И вот мало-помалу, приучив его к себе во время его болезни, англичанка не оставляла его своим вниманием и тогда, когда он очутился без дела и без призора за то, что не знал: «почему сие важно в-пятых?»
Она была терпеливее графини и не покидала Шерамура, а как это делалось на основании какого-то текста, то графиня не находила этого нимало странным. Напротив: это было именно как следует, — потому что онине так как мы — примемся да и бросим, а онидо конца держатся правила: fais се que tu dois. [26]
26
Исполняй свой долг (франц.).
И та действительно держалась этого правила: она учила Шерамура по-французски, употребляла его для переписки «стишков» и «трактатцев» и часто его подкармливала, спрашивая на его долю котлетку или давая ему каштаны или фисташки, которые он любил и ел презабавно, как обезьяна.
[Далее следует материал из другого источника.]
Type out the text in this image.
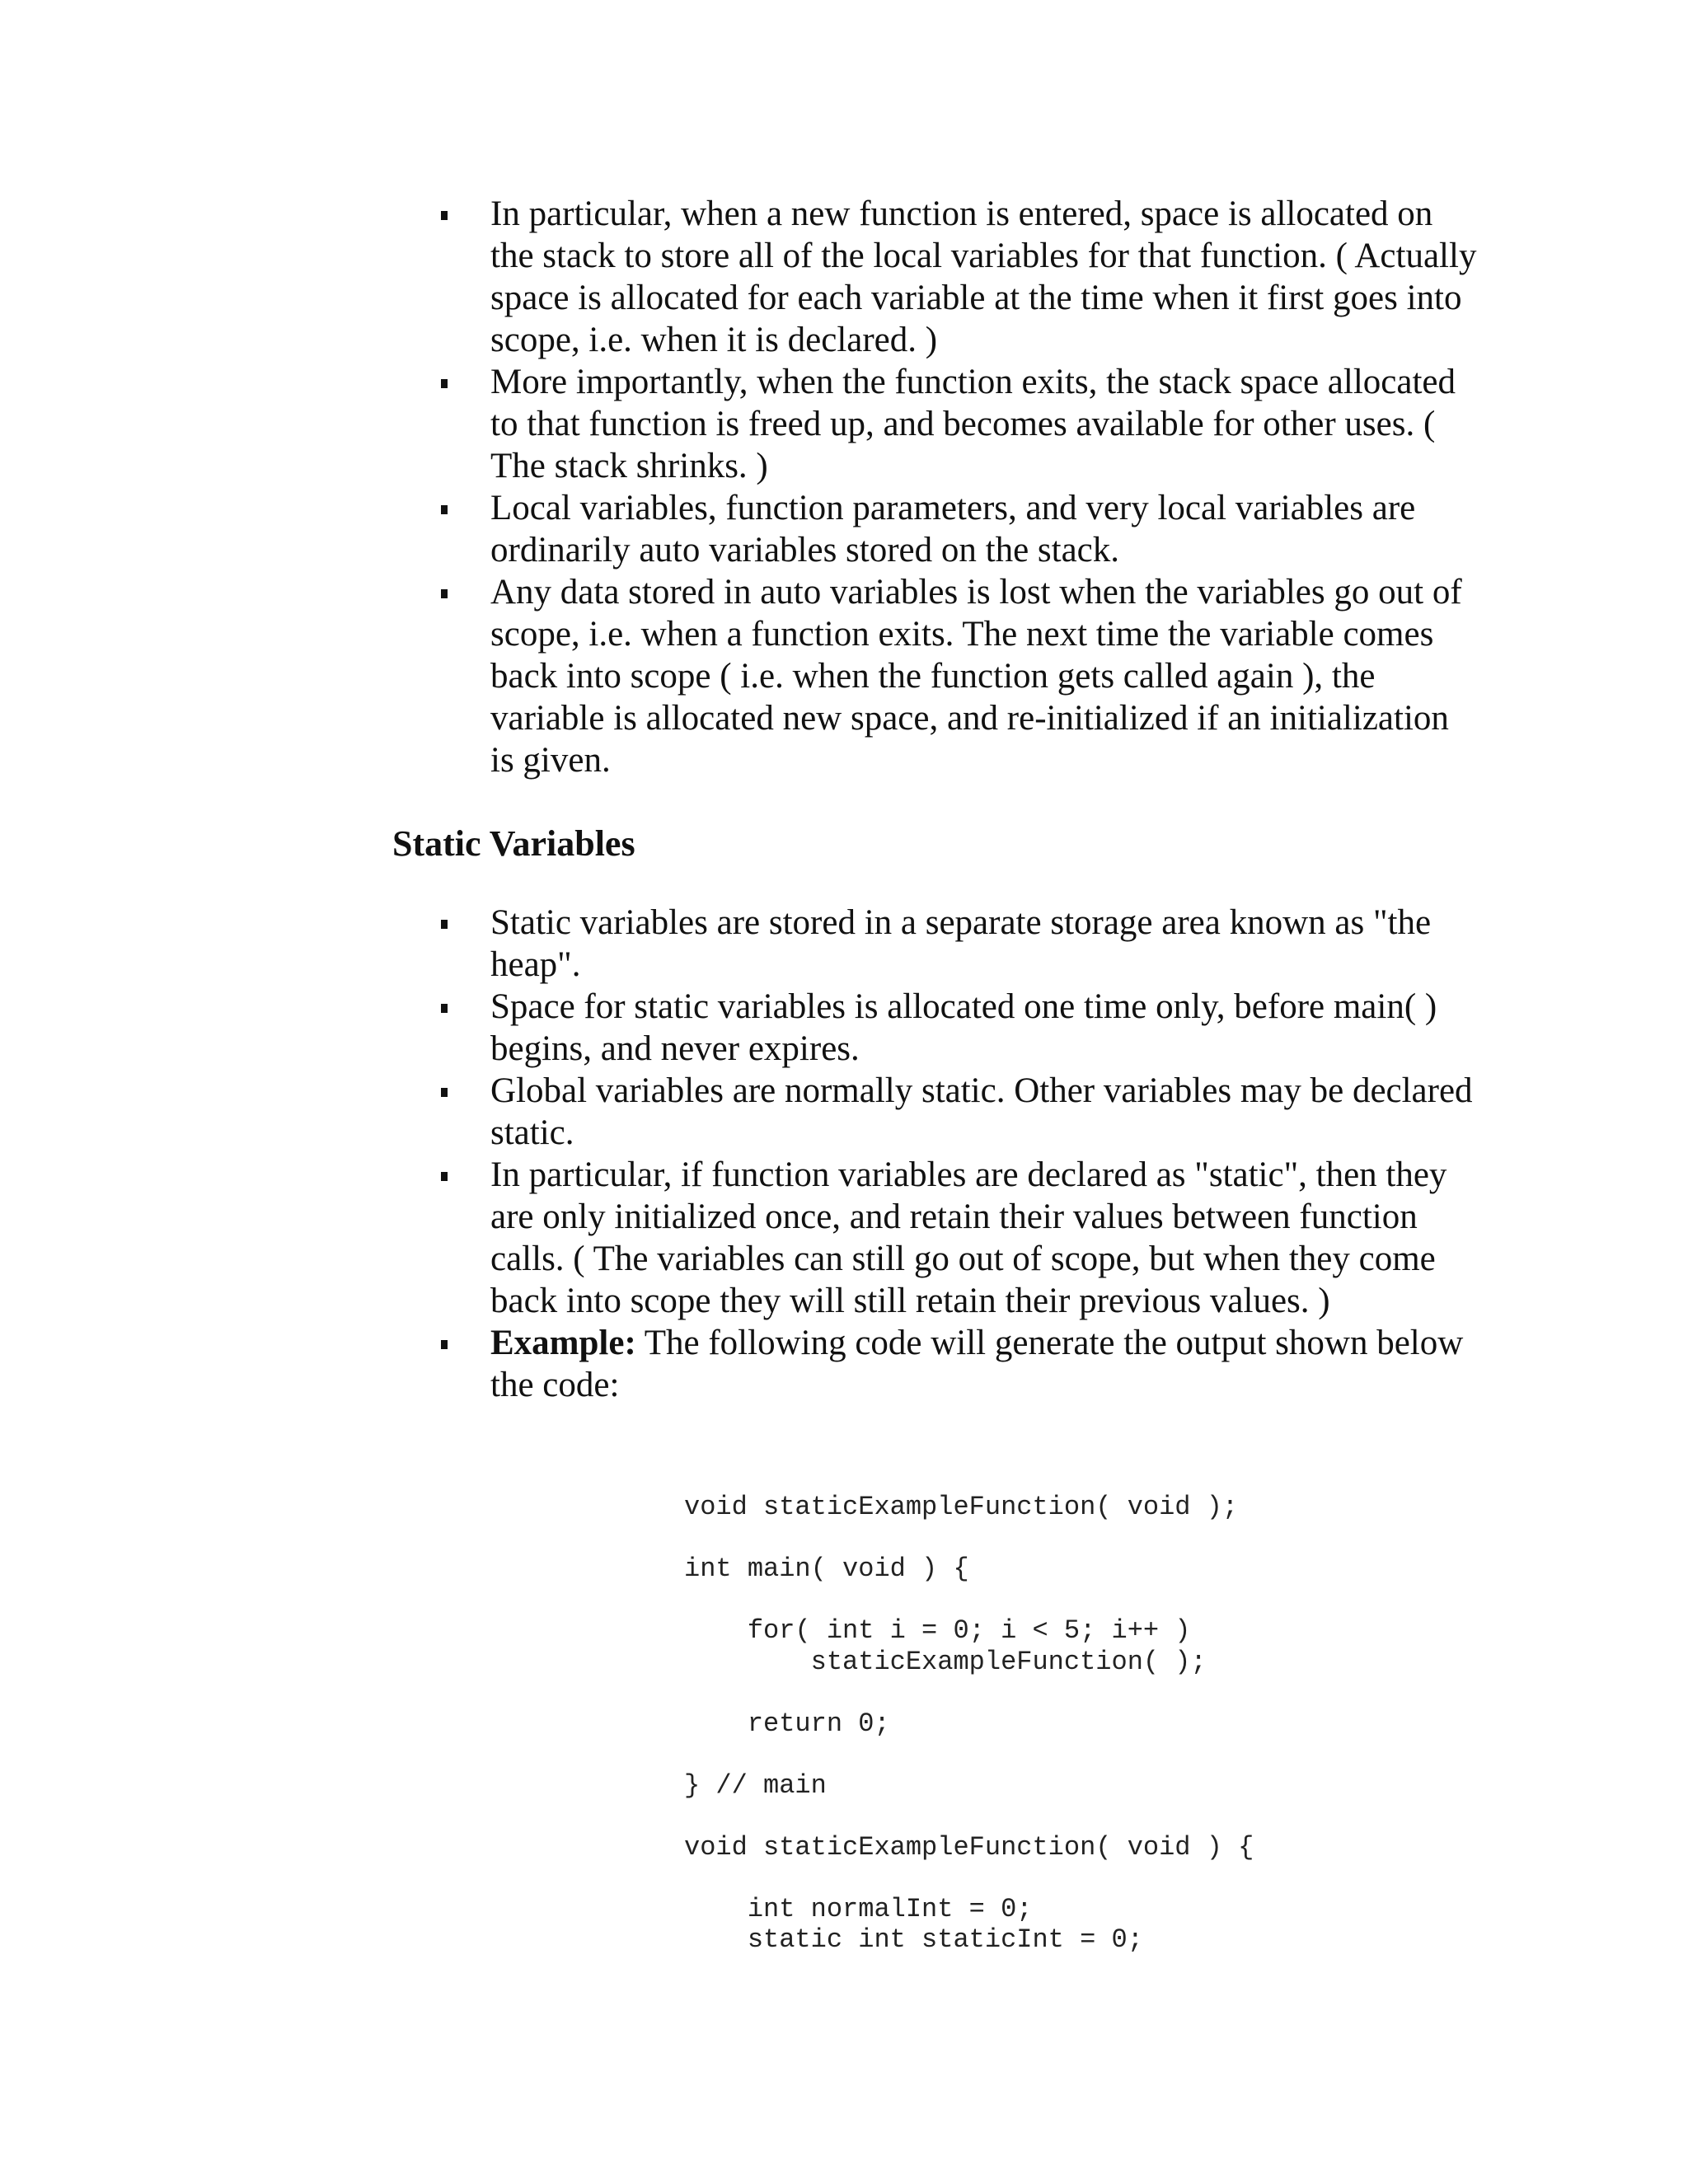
In particular, when a new function is entered, space is allocated on the stack to store all of the local variables for that function. ( Actually space is allocated for each variable at the time when it first goes into scope, i.e. when it is declared. )
More importantly, when the function exits, the stack space allocated to that function is freed up, and becomes available for other uses. ( The stack shrinks. )
Local variables, function parameters, and very local variables are ordinarily auto variables stored on the stack.
Any data stored in auto variables is lost when the variables go out of scope, i.e. when a function exits. The next time the variable comes back into scope ( i.e. when the function gets called again ), the variable is allocated new space, and re-initialized if an initialization is given.
Static Variables
Static variables are stored in a separate storage area known as "the heap".
Space for static variables is allocated one time only, before main( ) begins, and never expires.
Global variables are normally static. Other variables may be declared static.
In particular, if function variables are declared as "static", then they are only initialized once, and retain their values between function calls. ( The variables can still go out of scope, but when they come back into scope they will still retain their previous values. )
Example: The following code will generate the output shown below the code:
void staticExampleFunction( void );
int main( void ) {
for( int i = 0; i < 5; i++ )
staticExampleFunction( );
return 0;
} // main
void staticExampleFunction( void ) {
int normalInt = 0;
static int staticInt = 0;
Все это шло в своем порядке, пока не пришло к развязке, самой неожиданной, но вполне соответственной дарованиям и такту Шерамура. Но это замечательнейшее из его приключений нельзя излагать в моих сокращениях, оно должно быть передано в дословной форме его собственного рассказа, насколько он сохранился в моей памяти.
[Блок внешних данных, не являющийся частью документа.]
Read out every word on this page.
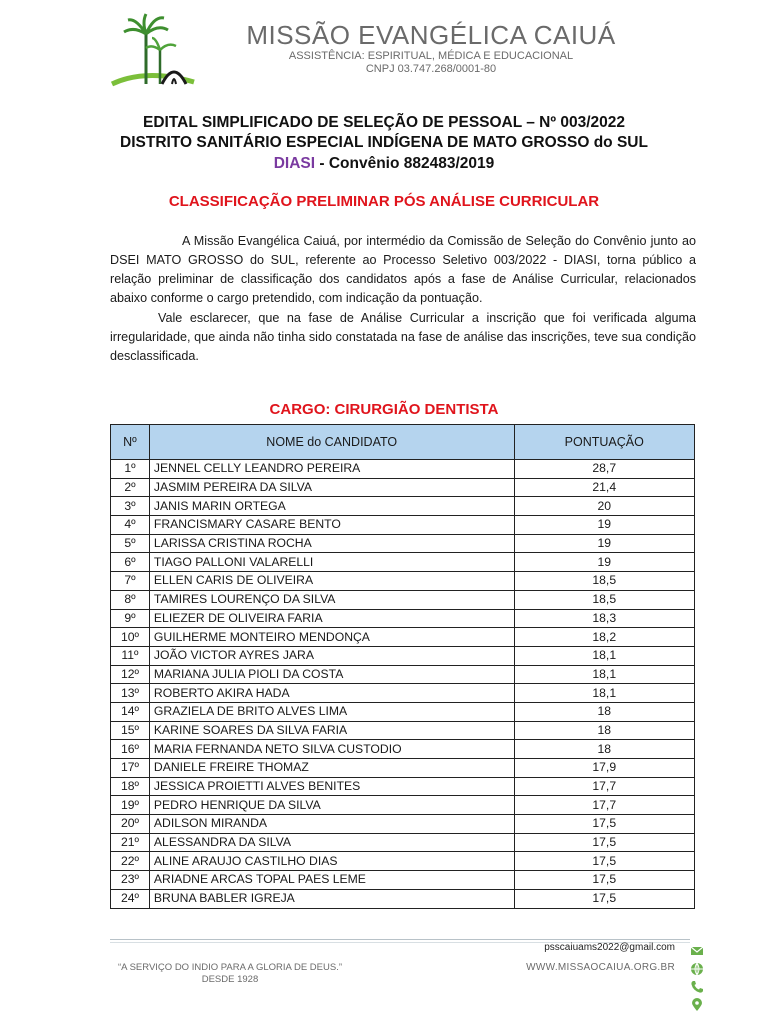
MISSÃO EVANGÉLICA CAIUÁ
ASSISTÊNCIA: ESPIRITUAL, MÉDICA E EDUCACIONAL
CNPJ 03.747.268/0001-80
EDITAL SIMPLIFICADO DE SELEÇÃO DE PESSOAL – Nº 003/2022
DISTRITO SANITÁRIO ESPECIAL INDÍGENA DE MATO GROSSO do SUL
DIASI - Convênio 882483/2019
CLASSIFICAÇÃO PRELIMINAR PÓS ANÁLISE CURRICULAR
A Missão Evangélica Caiuá, por intermédio da Comissão de Seleção do Convênio junto ao DSEI MATO GROSSO do SUL, referente ao Processo Seletivo 003/2022 - DIASI, torna público a relação preliminar de classificação dos candidatos após a fase de Análise Curricular, relacionados abaixo conforme o cargo pretendido, com indicação da pontuação.
Vale esclarecer, que na fase de Análise Curricular a inscrição que foi verificada alguma irregularidade, que ainda não tinha sido constatada na fase de análise das inscrições, teve sua condição desclassificada.
CARGO: CIRURGIÃO DENTISTA
Nº	NOME do CANDIDATO	PONTUAÇÃO
1º	JENNEL CELLY LEANDRO PEREIRA	28,7
2º	JASMIM PEREIRA DA SILVA	21,4
3º	JANIS MARIN ORTEGA	20
4º	FRANCISMARY CASARE BENTO	19
5º	LARISSA CRISTINA ROCHA	19
6º	TIAGO PALLONI VALARELLI	19
7º	ELLEN CARIS DE OLIVEIRA	18,5
8º	TAMIRES LOURENÇO DA SILVA	18,5
9º	ELIEZER DE OLIVEIRA FARIA	18,3
10º	GUILHERME MONTEIRO MENDONÇA	18,2
11º	JOÃO VICTOR AYRES JARA	18,1
12º	MARIANA JULIA PIOLI DA COSTA	18,1
13º	ROBERTO AKIRA HADA	18,1
14º	GRAZIELA DE BRITO ALVES LIMA	18
15º	KARINE SOARES DA SILVA FARIA	18
16º	MARIA FERNANDA NETO SILVA CUSTODIO	18
17º	DANIELE FREIRE THOMAZ	17,9
18º	JESSICA PROIETTI ALVES BENITES	17,7
19º	PEDRO HENRIQUE DA SILVA	17,7
20º	ADILSON MIRANDA	17,5
21º	ALESSANDRA DA SILVA	17,5
22º	ALINE ARAUJO CASTILHO DIAS	17,5
23º	ARIADNE ARCAS TOPAL PAES LEME	17,5
24º	BRUNA BABLER IGREJA	17,5
“A SERVIÇO DO INDIO PARA A GLORIA DE DEUS.”
DESDE 1928
psscaiuams2022@gmail.com
WWW.MISSAOCAIUA.ORG.BR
— Она, — говорит Шерамур, — раз взяла меня за бороду, — и зубами заскрипела. Я говорю: «Чего это вы?»
«Приходи ко мне в окно, когда все уснут».
Я говорю:
«Зачем?»
«Я, — говорит, — тебе сладости дам».
«Какой?»
Она говорит:
«Кис-ме-квик * ».
Я говорю:
«Это пряник?»
Она говорит:
«Увидишь».
Я и полез. Из саду невысоко: она руку спустила и меня вздернула.
«Иди, — говорит, — за ширмы, чтобы тень не видали».
А там, за ширмой, серебряный поднос и две бутылочки: одна губастая, а одна такая.
Она спрашивает:
«Чего хочешь: коньяк или шартрез?»
«Мне, — говорю, — все равно».
«Пей что больше любишь».
«Да мне все равно, — а вот зачем вы так разодеты?»
«А что такое?»
«То, — говорю, — что мне совестно — ведь вы не статуя, чтоб много видно».
— А она, — вмешиваюсь, — как была разодета?
— Как! скверно, совсем вполодета, рукава с фибрами и декольте до самых пор, везде тело видно.
— Хорошее тело?
Ну вот, я будто знаю? Мерзость… по всем местам везде духами набрыськано и пудрой приляпано… как лишаи… «Зачем, говорю, так набрыськались, что дышать неприятно?»
«Ты, — говорит, — глупый мальчик, не понимаешь: я тебя сейчас самого набрыськаю», — и стала через рожок дуть.
Я говорю:
«Оставьте, а то уйду».
Она дуть перестала, а заместо того мокрую губку с одеколоном мне прямо в лицо.
«Это, — говорю, — еще что за подлость!»
«Ничего, — говорит, — надо… личико чисто делать».
А, — говорю, — если так, то прощайте!» — Выскочил из-за ширмы, а она за мною, стали бегать, что-то повалили; она испугалась, а я за окно и спрыгнул.
— Только всего и было с англичанкой?
— Ну, понятно. А буфетчик из этого вывел, что я будто духи красть лазил.
— Как духи красть? Отчего он это мог вывесть?
— Оттого, что когда поймал, от меня пахло. Понимаете?